Il apparaît donc clairement que ni la première décision ni la seconde ne font référence aux origines ethniques de l’accusé. Peut-être est-il nécessaire de préciser ici qu’il importe peu de déterminer si l’accusé était effectivement arabe ou non – là n’est pas la question. Même s’il l’était, il n’en demeure pas moins qu’il était erroné de laisser entendre, comme le fait le chroniqueur, que la décision rendue par la juge Verreault avait pris en compte les origines arabes de l’accusé, car ce n’est manifestement pas le cas.
Pour toutes ces raisons, le grief est retenu sur ce point.
2.2 Relation filiale entre l’accusé et sa victime
M. Jabre juge également qu’ils « induisent les lecteurs en erreur » en affirmant que l’homme « avait sodomisé sa fille », puisque l’accusé était en fait le beau-père de la victime, et non son père.
Les membres du comité des plaintes donnent, ici aussi, raison au plaignant. De fait, dans sa décision, la juge Verreault rappelle clairement que la victime était « l’enfant de l’épouse de l’accusé, ou plutôt disons que l’accusé est l’époux de la mère de la victime ». Autrement dit, il n’était pas son père et elle n’était pas sa fille.
Le grief est retenu sur ce point.
2.3 Citation inventée
Aux yeux des membres du comité des plaintes, la gravité de ces deux fautes d’inexactitude est amplifiée du fait qu’elle découle, en partie du moins, d’une citation que le chroniqueur a inventé de toutes pièces et qu’il attribue dans son texte à la juge Verreault, lorsqu’il lui fait dire, guillemets à l’appui : « “Dans leur culture, la virginité est très importante, et en ne la pénétrant pas dans le vagin, l’homme a préservé la virginité de sa fille”, a-t-elle dit. » Nulle part, dans la transcription sténographique de la décision de cette dernière, ne retrouve-t-on ce passage.

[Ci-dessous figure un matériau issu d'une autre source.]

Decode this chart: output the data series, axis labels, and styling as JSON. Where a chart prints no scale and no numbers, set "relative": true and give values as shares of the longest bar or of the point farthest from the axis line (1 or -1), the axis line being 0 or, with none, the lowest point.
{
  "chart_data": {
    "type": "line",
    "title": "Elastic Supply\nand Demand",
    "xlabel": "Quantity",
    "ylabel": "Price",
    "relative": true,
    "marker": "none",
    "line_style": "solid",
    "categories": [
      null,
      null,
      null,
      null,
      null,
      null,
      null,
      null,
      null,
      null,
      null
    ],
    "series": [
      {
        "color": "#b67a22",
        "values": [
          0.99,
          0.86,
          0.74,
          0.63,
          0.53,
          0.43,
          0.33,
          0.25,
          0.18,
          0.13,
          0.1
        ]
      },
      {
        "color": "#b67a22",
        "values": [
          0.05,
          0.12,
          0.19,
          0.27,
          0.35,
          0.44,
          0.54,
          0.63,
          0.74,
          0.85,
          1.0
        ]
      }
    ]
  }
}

Il semble plutôt que cette citation inventée soit une paraphrase très approximative de ce passage de la transcription : « Les facteurs atténuants sont l’absence… pardon, le fait que l’accusé n’ait pas eu de relations sexuelles normales et complètes avec la victime, c’est-à-dire des relations sexuelles vaginales, pour être plus précis, de sorte que celle-ci puisse préserver sa virginité, ce qui semble être une valeur très importante dans leurs religions respectives. On peut donc dire que, d’une certaine façon et à cet égard, l’accusé a ménagé la victime. »
Le comité note donc l’absence de référence à la « culture » de l’accusé, à ses origines arabes ou encore au fait que la victime était sa fille dans la citation originale.

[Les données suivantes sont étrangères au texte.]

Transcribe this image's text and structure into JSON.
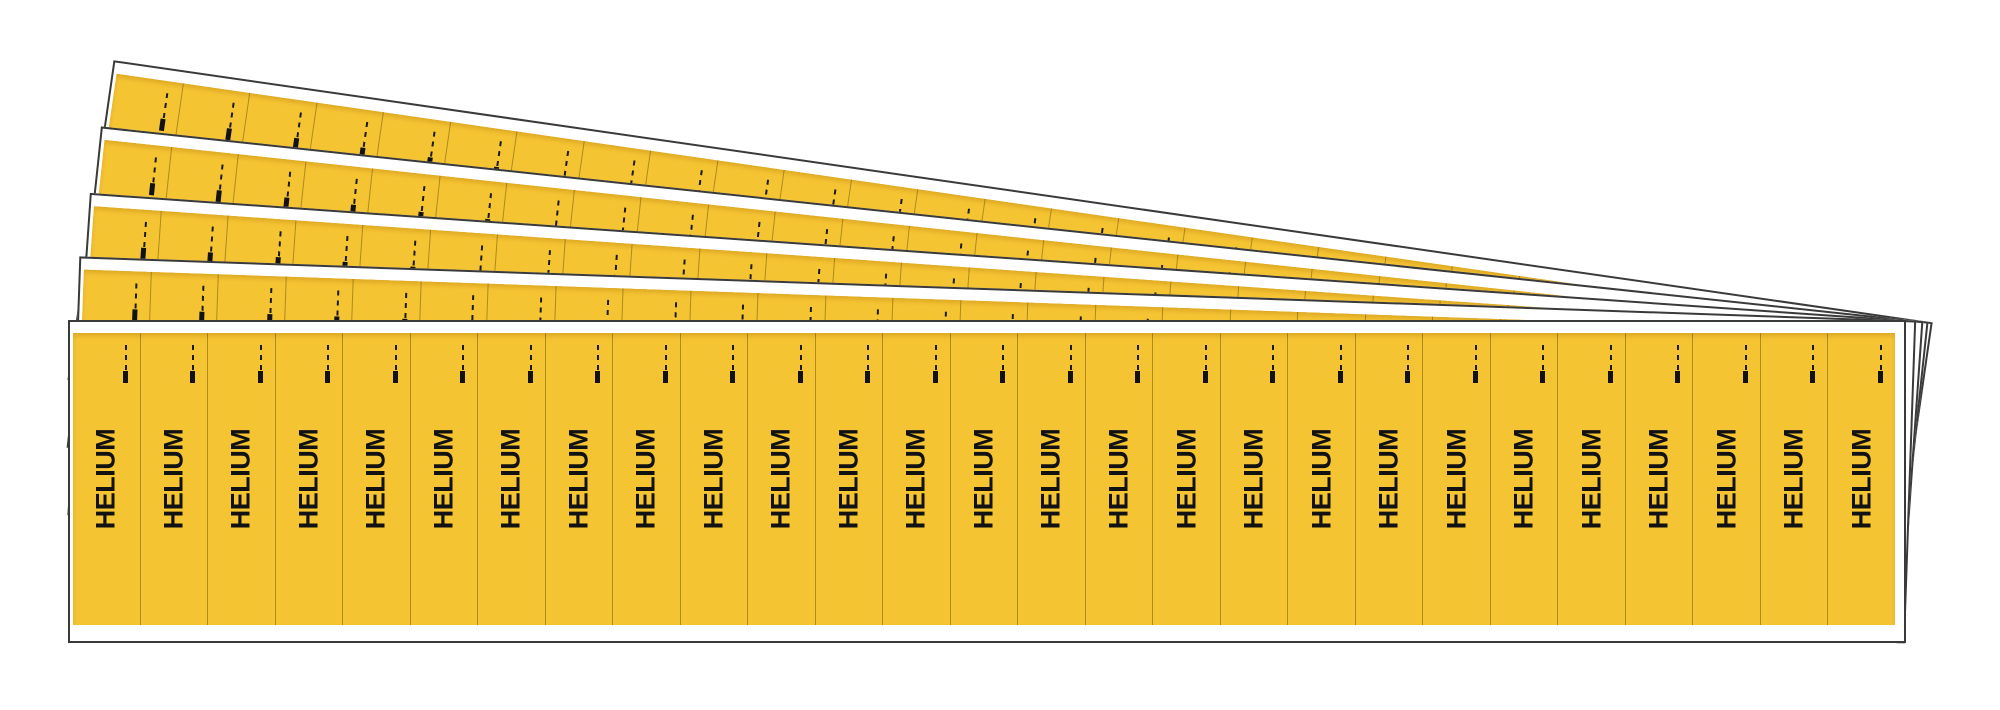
{
  "product": {
    "label_text": "HELIUM",
    "sheet_count": 5,
    "labels_per_sheet": 27,
    "colors": {
      "label_yellow": "#F5C433",
      "marker_text": "#121212",
      "sheet_white": "#FFFFFF",
      "sheet_edge": "#3A3A3A",
      "label_divider": "#684F0E"
    }
  }
}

Le grief est donc retenu sur ce point.
Pour toutes ces raisons, le grief pour informations inexactes est retenu.
Grief 3 : omission de publier un correctif et refus de publication
3.1 Omission de publier un correctif
M. Jabre fait valoir que les mis en cause ont l’obligation d’apporter un correctif aux manquements qu’il a relevés. Appelé à préciser par quels moyens il avait tenté de joindre le média, le plaignant a envoyé au Conseil une retranscription de trois commentaires qu’il aurait tenté de faire publier au bas de l’article de M. Martineau, sur le site Internet du Journal de Montréal. Ces commentaires reprochaient au texte les mêmes griefs portés devant le Conseil de presse du Québec.
En matière de correction des erreurs, le Guide précise, à l’article 27.1 (Correction des erreurs) : « Les journalistes et les médias d’information corrigent avec diligence leurs manquements et erreurs, que ce soit par rectification, rétractation ou en accordant un droit de réplique aux personnes ou groupes concernés, de manière à les réparer pleinement et rapidement. »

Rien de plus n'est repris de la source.